Forever the Optimist : Hugo’s In Three Months Language Courses

I loved Hugo’s In Three Months books as a language-obsessed teenager. Slim volumes, tiny, dense chapters… And of course, that promise that you’d reach some level of fluency in a quarter of a year.

I’ve collected a fair few of them over the years. My first was Italian in Three Months, of Hugo’s late-80s dark blue incarnation. I bought it ahead of a school wind band trip to Venice, and probably made my way through about a third of it before the trip was over, I packed my tuba away, and faddishly drifted onto the next project.

They’ve had a much longer history than that. Hugo’s Language Learning Books pops up in 1950s UK, and quickly starts churning out titles for speedy learners. Like other language series in the mid-20th Century, they expanded their Simplified System rapidly across languages, and became bookshop staples.

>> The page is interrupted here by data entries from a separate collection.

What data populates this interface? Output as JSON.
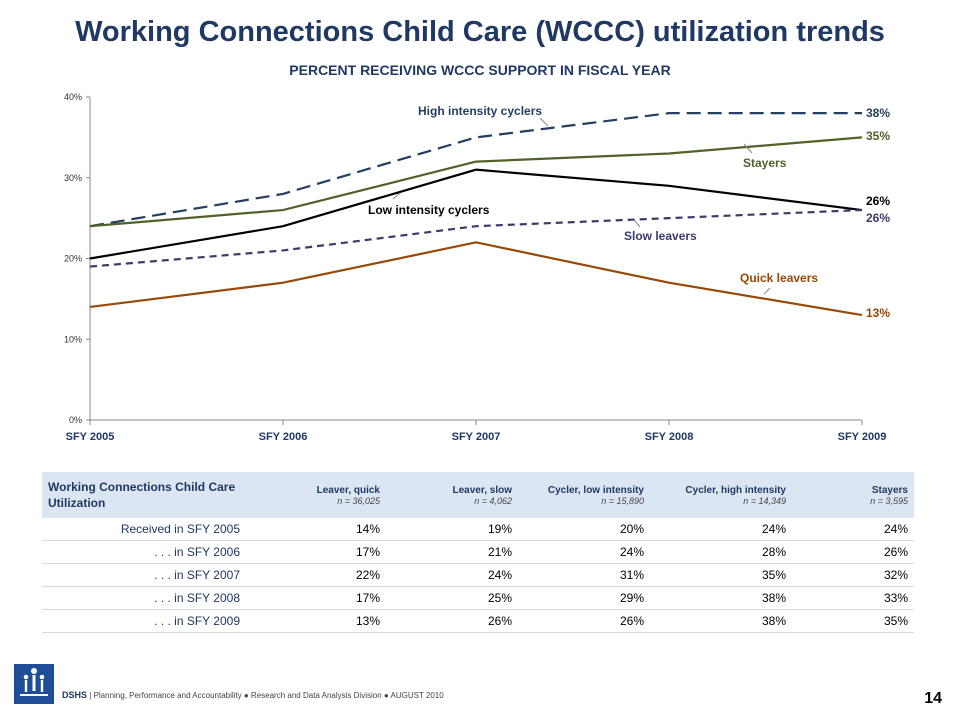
{
  "title": "Working Connections Child Care (WCCC) utilization trends",
  "subtitle": "PERCENT RECEIVING WCCC SUPPORT IN FISCAL YEAR",
  "chart_data": {
    "type": "line",
    "categories": [
      "SFY 2005",
      "SFY 2006",
      "SFY 2007",
      "SFY 2008",
      "SFY 2009"
    ],
    "ylim": [
      0,
      40
    ],
    "yticks": [
      "0%",
      "10%",
      "20%",
      "30%",
      "40%"
    ],
    "grid": false,
    "series": [
      {
        "name": "High intensity cyclers",
        "values": [
          24,
          28,
          35,
          38,
          38
        ],
        "color": "#243F60",
        "dash": "long",
        "end_label": "38%"
      },
      {
        "name": "Stayers",
        "values": [
          24,
          26,
          32,
          33,
          35
        ],
        "color": "#4F6228",
        "dash": "solid",
        "end_label": "35%"
      },
      {
        "name": "Low intensity cyclers",
        "values": [
          20,
          24,
          31,
          29,
          26
        ],
        "color": "#000000",
        "dash": "solid",
        "end_label": "26%"
      },
      {
        "name": "Slow leavers",
        "values": [
          19,
          21,
          24,
          25,
          26
        ],
        "color": "#3B3B6B",
        "dash": "short",
        "end_label": "26%"
      },
      {
        "name": "Quick leavers",
        "values": [
          14,
          17,
          22,
          17,
          13
        ],
        "color": "#984807",
        "dash": "solid",
        "end_label": "13%"
      }
    ]
  },
  "table": {
    "title": "Working Connections Child Care Utilization",
    "columns": [
      {
        "label": "Leaver, quick",
        "n": "n = 36,025"
      },
      {
        "label": "Leaver, slow",
        "n": "n = 4,062"
      },
      {
        "label": "Cycler, low intensity",
        "n": "n = 15,890"
      },
      {
        "label": "Cycler, high intensity",
        "n": "n = 14,349"
      },
      {
        "label": "Stayers",
        "n": "n = 3,595"
      }
    ],
    "rows": [
      {
        "label": "Received in SFY 2005",
        "values": [
          "14%",
          "19%",
          "20%",
          "24%",
          "24%"
        ]
      },
      {
        "label": ". . . in SFY 2006",
        "values": [
          "17%",
          "21%",
          "24%",
          "28%",
          "26%"
        ]
      },
      {
        "label": ". . . in SFY 2007",
        "values": [
          "22%",
          "24%",
          "31%",
          "35%",
          "32%"
        ]
      },
      {
        "label": ". . . in SFY 2008",
        "values": [
          "17%",
          "25%",
          "29%",
          "38%",
          "33%"
        ]
      },
      {
        "label": ". . . in SFY 2009",
        "values": [
          "13%",
          "26%",
          "26%",
          "38%",
          "35%"
        ]
      }
    ]
  },
  "footer": {
    "org": "DSHS",
    "text": "Planning, Performance and Accountability ● Research and Data Analysis Division ● AUGUST 2010",
    "page": "14"
  }
}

Expansion, incorporation and multiple reincarnations

By the end of the 80s, they’d already moved well beyond French, German and Spanish. The second-hand trail on eBay shows that spread, with the publication of courses from Arabic to Scottish Gaelic (still a solid reference for Gaelic grammar if you can get a copy). Curiously, the first foray into Japanese dropped the ‘in three months’, instead going for Japanese Simplified – the confidence wobble didn’t last long, as Japanese in Three Months is the title that made it into the 90s!

The In Three Months books have never really gone away. The series was picked up by Dorling Kindersley (DK), gaining a splash of the prototypical DK colour and gloss. While the range of languages is a little shrunken now, they’re still going strong, now as part of Penguin’s catalogue. Gone are the boxes of cassettes, replaced by online audio. But the familiar format remains: tight, reference-style chapters giving that “all the essentials for very busy people” vibe.

It’s in that spirit I picked up one of the new editions recently – appropriately, Italian in Three Months again, this time in its fancy new green sleeve. It’s a refresher ahead of a trip to Milan for a conference, and the perfect choice for that – not too heavy (for the suitcase or the reading).

But coming full circle like this takes me right back, and I can sense the excitement I felt in that titular promise all those years ago. Somehow, that promise still works. Long live the In Three Months series – may they continue to lure language nerds to their next obsession!